Nevertheless, Dalrymple — author of “Shattered Lands: Five Partitions and the Making of Modern Asia” — argues that the Great Partition is only one part of a much more significant narrative than we often consider; a narrative that continues to affect millions of people today. “The story that the book really focuses on is how this megacolony is transformed through five partitions into 12 nation-states. It’s a much larger story than I think we realize.”
“There are grannies alive today who remember a childhood before these borders had been conceived of.”

Many of the territories involved might be wholly unexpected to many casual observers, Dalrymple suggests. “If you open the list of the Indian princely states governed by the viceroy of India, it actually opens alphabetically with Abu Dhabi,” he says. “The city of Aden in what’s now southern Yemen was the westernmost city of India.”
Dalrymple argues that seemingly deeply ingrained hatreds between peoples and ethnic groups often follow the creation of borders, rather than leading to them. “[U.S.] President Trump said India and Pakistan have been fighting over Kashmir for thousands of years.
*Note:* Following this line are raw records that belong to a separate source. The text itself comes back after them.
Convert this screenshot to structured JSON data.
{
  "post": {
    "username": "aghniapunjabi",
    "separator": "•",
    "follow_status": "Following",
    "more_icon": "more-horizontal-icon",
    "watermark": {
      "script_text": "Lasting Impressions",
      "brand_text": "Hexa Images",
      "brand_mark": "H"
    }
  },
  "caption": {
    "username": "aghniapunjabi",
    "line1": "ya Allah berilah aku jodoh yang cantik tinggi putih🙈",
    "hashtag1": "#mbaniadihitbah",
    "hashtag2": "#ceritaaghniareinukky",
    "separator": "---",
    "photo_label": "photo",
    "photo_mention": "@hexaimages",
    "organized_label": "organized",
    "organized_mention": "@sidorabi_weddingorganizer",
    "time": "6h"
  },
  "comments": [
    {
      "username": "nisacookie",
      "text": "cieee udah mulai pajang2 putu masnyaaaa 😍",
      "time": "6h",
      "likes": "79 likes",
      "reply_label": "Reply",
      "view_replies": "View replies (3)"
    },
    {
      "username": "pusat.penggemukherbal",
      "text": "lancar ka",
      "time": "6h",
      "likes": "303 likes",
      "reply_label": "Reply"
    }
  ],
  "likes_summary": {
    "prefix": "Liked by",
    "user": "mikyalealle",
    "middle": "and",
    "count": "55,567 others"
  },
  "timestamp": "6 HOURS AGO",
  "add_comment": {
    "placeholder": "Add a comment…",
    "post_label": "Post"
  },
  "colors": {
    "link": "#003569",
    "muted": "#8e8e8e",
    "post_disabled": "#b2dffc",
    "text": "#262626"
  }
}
In actual fact, they were one country within living memory,” he says. “There are grannies alive today who remember a childhood before these borders had been conceived of.”
Our modern conceptions of nationalism, Dalrymple says, have been warped by empire and the border-creation process. “So often we imagine nationalism as the antidote to imperialism rather than a product of imperialism,” he says. “The various nationalisms of the subcontinent pit communities that before imperialism never conceived of themselves as eternal enemies in the way they do today.”
This has very real implications for the lived relationships of millions of people living in what was once a single nation. “One of the great tragedies is that it’s easier for Indians and Pakistanis to meet in Britain, their former colonizer, than it is to meet in the subcontinent,” Dalrymple says.
We are currently living through a period of heightened political attention on borders worldwide, Dalrymple notes. “There is this reassertion of borders, often by people who have little knowledge of where these borders came from, and the arbitrariness of their creation, and yet these borders are some of the most difficult things to grapple with.”
Ultimately, Dalrymple hopes his book will reach an audience far beyond South Asia. “I wanted something that could make people be able to understand what’s going on irrespective of which country they come from,” he says. “I think in general we all have much more in common than we realize, and none of this is inevitable.”